Two definitions, one number
Three-phase imbalance has two competing definitions in practice. NEMAuses the maximum deviation from average divided by the average — the simple form used here, which is what most field meters report and what NEMA MG-1 §14.36 references for motor derating. IEC / IEEE uses the symmetrical-components form (ratio of negative-sequence to positive-sequence), which is more rigorous but requires instantaneous phase-angle data. For routine field use, the NEMA form is correct to within a few tenths of a percent.
Why 2% is the typical limit
ANSI C84.1 sets the utility distribution voltage tolerance bands; the harmonised number for steady-state imbalance is 2% over a three-second window. IEC 61000-2-2 sets 2% as the compatibility level for LV distribution. Above 2%, motor manufacturers require derating. Above 5%, motors must not be operated at full load — the negative-sequence current causes a reverse-rotating magnetic field, doubling rotor losses and tripping thermal protection.

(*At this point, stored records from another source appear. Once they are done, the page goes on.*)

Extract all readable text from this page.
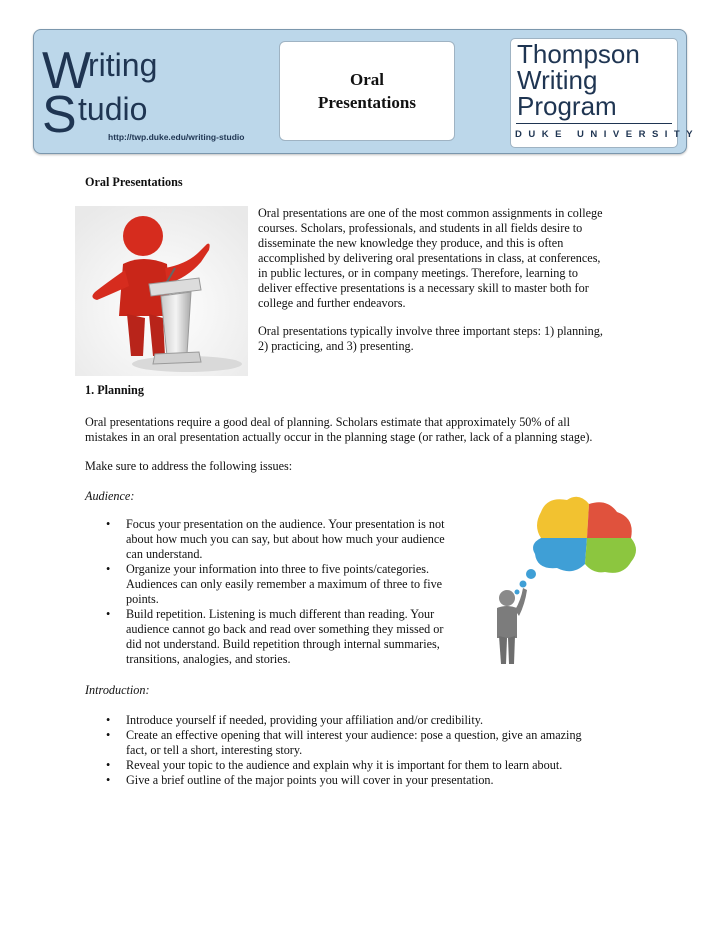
W
riting
S tudio
http://twp.duke.edu/writing-studio
Oral
Presentations
Thompson
Writing
Program
DUKE UNIVERSITY
Oral Presentations
Oral presentations are one of the most common assignments in college
courses. Scholars, professionals, and students in all fields desire to
disseminate the new knowledge they produce, and this is often
accomplished by delivering oral presentations in class, at conferences,
in public lectures, or in company meetings. Therefore, learning to
deliver effective presentations is a necessary skill to master both for
college and further endeavors.
Oral presentations typically involve three important steps: 1) planning,
2) practicing, and 3) presenting.
1. Planning
Oral presentations require a good deal of planning. Scholars estimate that approximately 50% of all
mistakes in an oral presentation actually occur in the planning stage (or rather, lack of a planning stage).
Make sure to address the following issues:
Audience:
• Focus your presentation on the audience. Your presentation is not
about how much you can say, but about how much your audience
can understand.
• Organize your information into three to five points/categories.
Audiences can only easily remember a maximum of three to five
points.
• Build repetition. Listening is much different than reading. Your
audience cannot go back and read over something they missed or
did not understand. Build repetition through internal summaries,
transitions, analogies, and stories.
Introduction:
• Introduce yourself if needed, providing your affiliation and/or credibility.
• Create an effective opening that will interest your audience: pose a question, give an amazing
fact, or tell a short, interesting story.
• Reveal your topic to the audience and explain why it is important for them to learn about.
• Give a brief outline of the major points you will cover in your presentation.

Voltage vs current imbalance
Voltage imbalance is the property of the supply — caused by unequal single-phase loads on a distribution feeder, asymmetric transformer impedances, or open-delta connections. Current imbalance is the property of the load — caused by uneven distribution of single-phase loads across the three phases inside the building. A small voltage imbalance (say, 1%) can cause a much larger current imbalance (5–10%) on running motors because of the negative-sequence impedance — and the resulting heat is what shortens motor life. Fix the load distribution first; if voltage imbalance persists with balanced load, escalate to the utility.
Application to UPS bypass
Online double-conversion UPS isolate the load from utility imbalance during normal operation, but the bypass path is direct: an out-of-tolerance grid passes straight to the load on bypass. Capturing the bus imbalance at install gives you a baseline; large drift over time is the cue to investigate before a fault forces the UPS to bypass into an unhappy grid.